Présentée ce mercredi par le gouvernement britannique, l’Investigatory Powers Bill obligerait les éditeurs d’applications à conserver les moyens de déchiffrer les communications qu’ils facilitent, pour coopérer efficacement avec la police ou les services de renseignement en cas de besoin.

La mesure avait été annoncée avant l’été par le Premier ministre David Cameron, et devrait être confirmée ce mercredi lors de la présentation de l’Investigatory Powers Bill, un projet de loi sur l’extension des pouvoirs d’enquête des policiers. Selon le Telegraph qui a pu prendre connaissance des grandes lignes du texte, le gouvernement britannique imposera dans cette loi que les entreprises conservent les moyens de déchiffrer les communications, lorsqu’ils fournissent des outils de communication chiffrée aux utilisateurs.

« Des mesures présentes dans l’Investigatory Powers Bill feront peser sur les entreprises technologiques et les fournisseurs de services une obligation d’être en capacité de fournir des communications déchiffrées à la police ou aux agences d’espionnage, si c’est demandé à travers un mandat », rapporte le Telegraph.

Haro sur le chiffrement vraiment privé

Le chiffrement ne sera pas interdit, même de très haut niveau, mais il sera alors imposé en pratique aux prestataires de conserver les clés qui permettent de déchiffrer le contenu des échanges interceptés, ou de prévoir des failles dans l’implémentation des protocoles de chiffrement, pour être capable de les déchiffrer sur demande.

remise-clefsLa mesure est ardemment souhaitée par les services de renseignement et par la police judiciaire, qui s’agacent de ce qu’Apple ou Google se placent désormais techniquement dans une position totalement extérieure aux communications chiffrées de leurs clients, et soient ainsi incapables d’aider les services lorsqu’ils le demandent. L’été dernier, le chiffrement du contenu des mobiles avait fait l’objet d’une lettre ouverte dans le New York Times co-signée par le procureur de Paris François Molins, qui estimait cette mesure irresponsable.

C’est aussi et surtout le chiffrement de bout en bout demandé par les eurodéputés et mis en place par un nombre croissant de messageries qui inquiètent les enquêteurs et les services de renseignement, qui se retrouvent incapables de comprendre le contenu des messages sans y mettre d’importants moyens de décryptement. Avec la loi britannique, fournir de tels outils incontrôlables deviendrait illégal.

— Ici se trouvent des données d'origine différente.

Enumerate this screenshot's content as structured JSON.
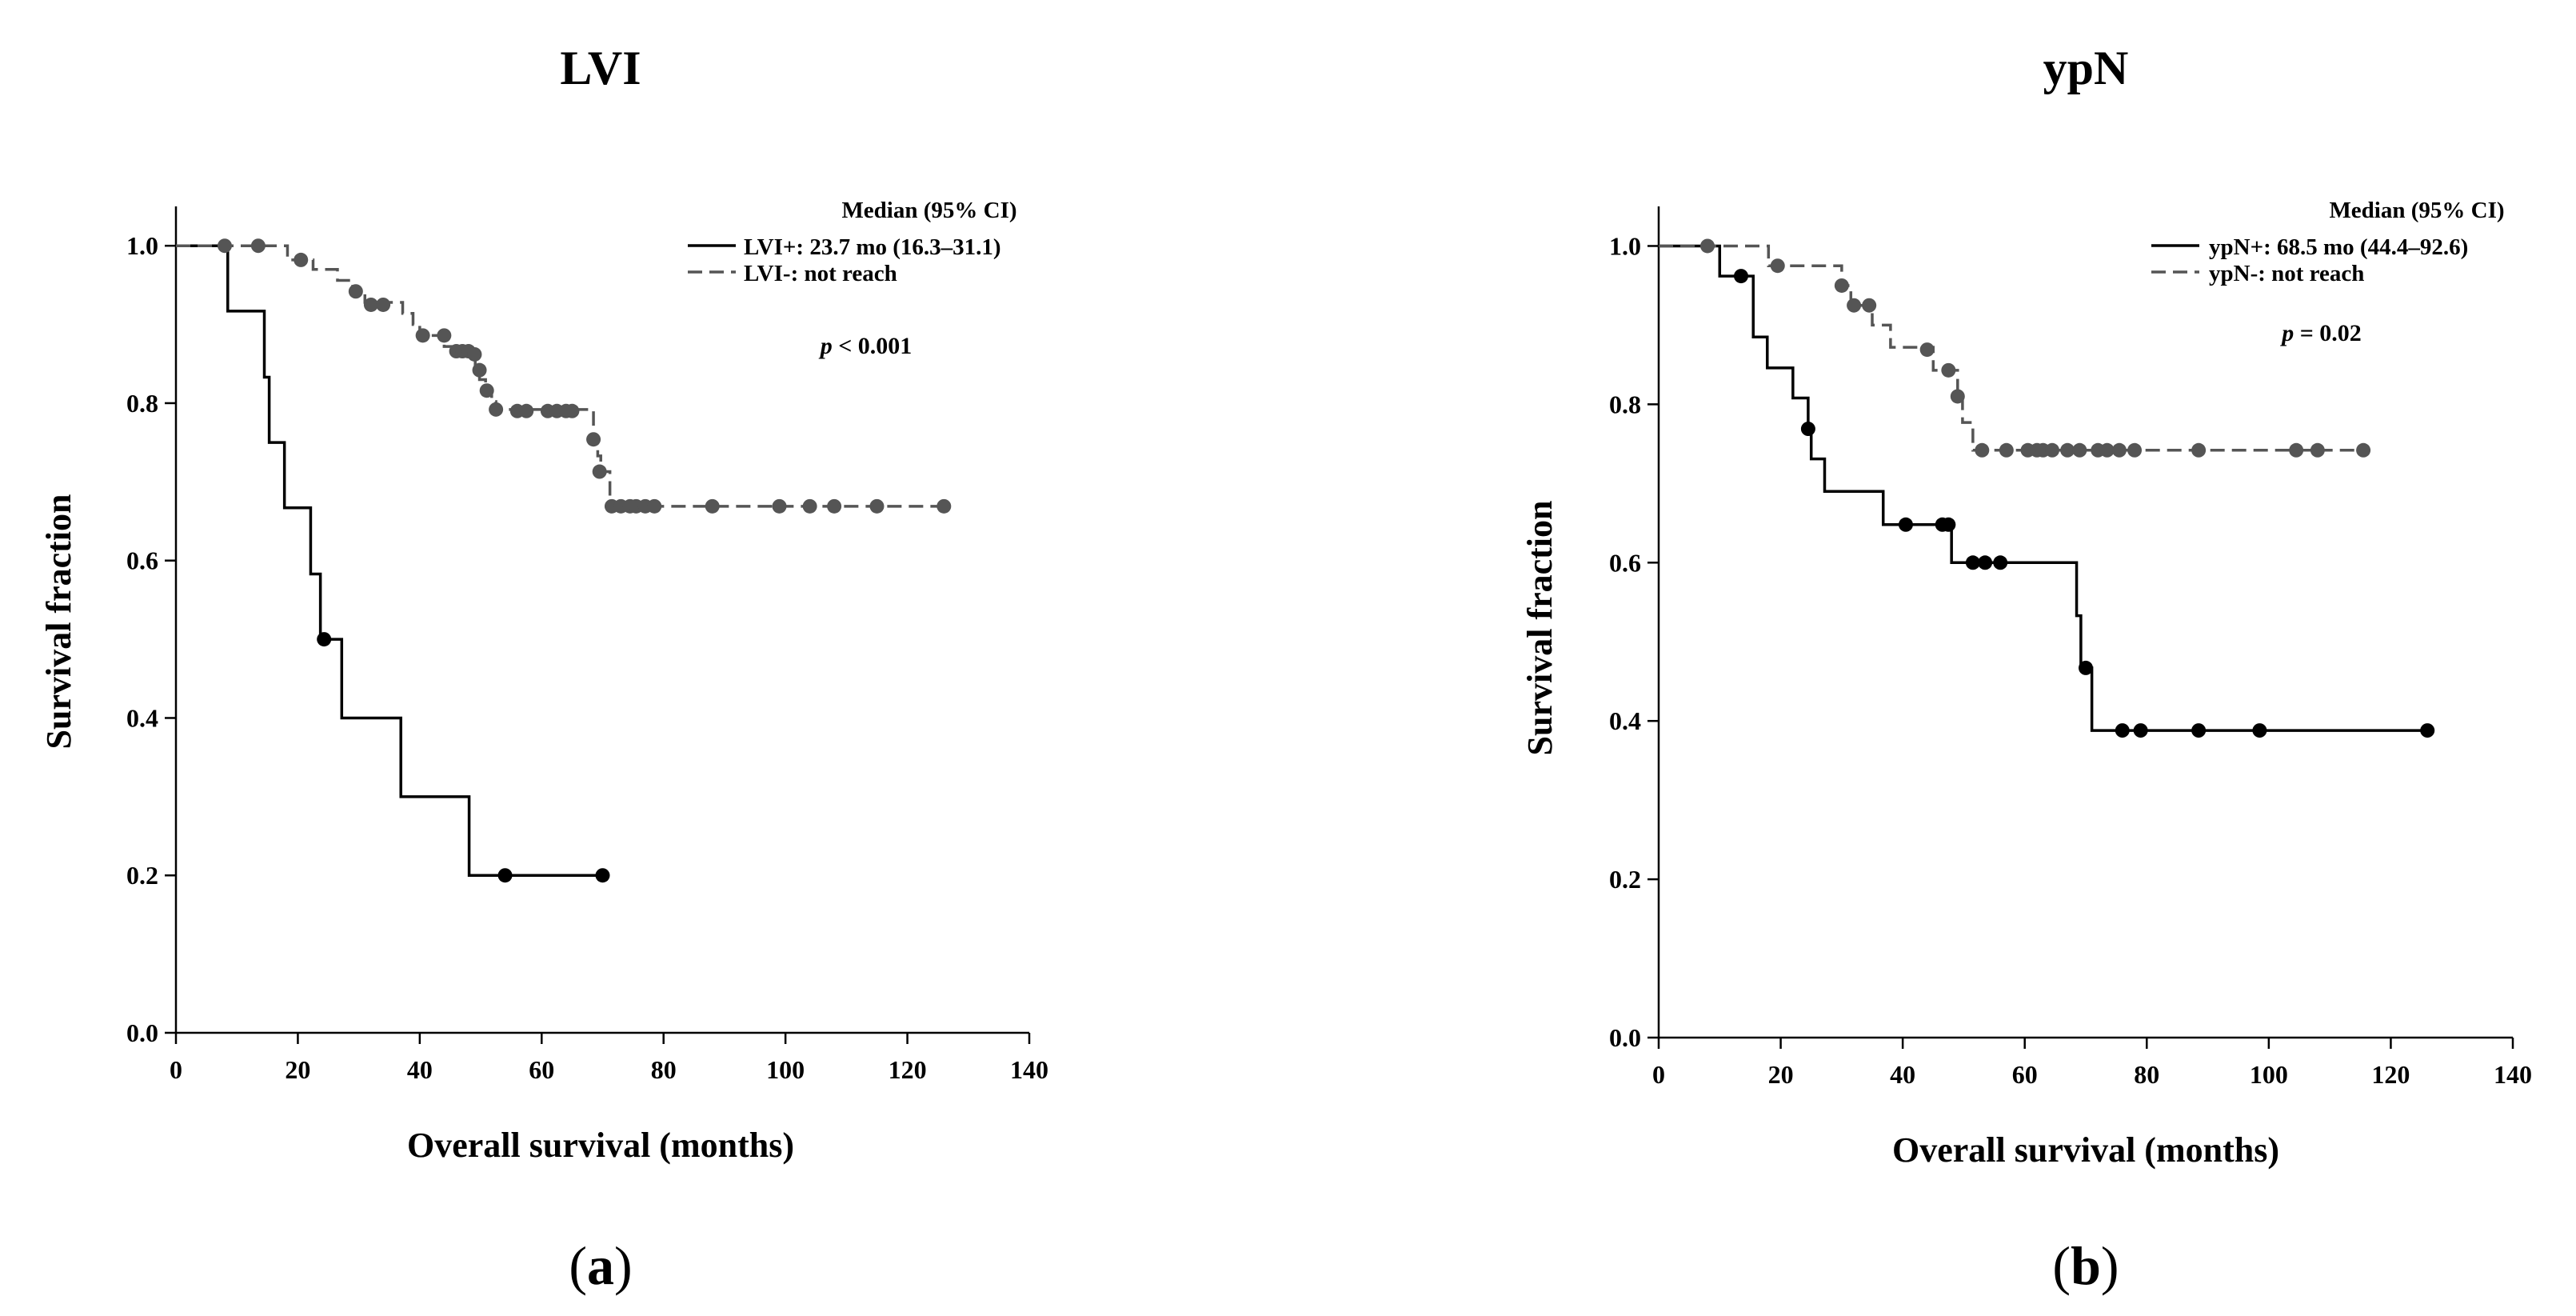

en France, une obligation de coopérer au déchiffrement

Mais la portée pratique de la loi reste sujette à caution, alors qu’un grand nombre des messageries sécurisées sont des solutions open-source qui n’ont pas d’éditeur à poursuivre en justice.

En France, l’article 30 de la loi pour la confiance dans l’économie numérique (LCEN) affirme depuis 2004 que « l’utilisation des moyens de cryptologie est libre ». Il n’existe aucune obligation de permettre l’écoute en clair des communications, sauf pour les opérateurs de communication électroniques déclarés comme tel (d’où notamment les procédures contre Skype pour l’obliger à adopter ce statut en France).

En revanche, si l’éditeur d’une solution de communication chiffrée dispose d’une clé de déchiffrement, l’article 434-15-2 du code pénal l’oblige à coopérer avec les autorités judiciaires pour déchiffrer un message sur requête. Le refus de fournir la clé ou de déchiffrer soi-même est puni de 3 ans de prison et 45 000 euros d’amende, et la peine est portée à 5 ans de prison et 75 000 euros d’amende « si le refus est opposé alors que la remise ou la mise en oeuvre de la convention [secrète de déchiffrement] aurait permis d’éviter la commission d’un crime ou d’un délit ou d’en limiter les effets ».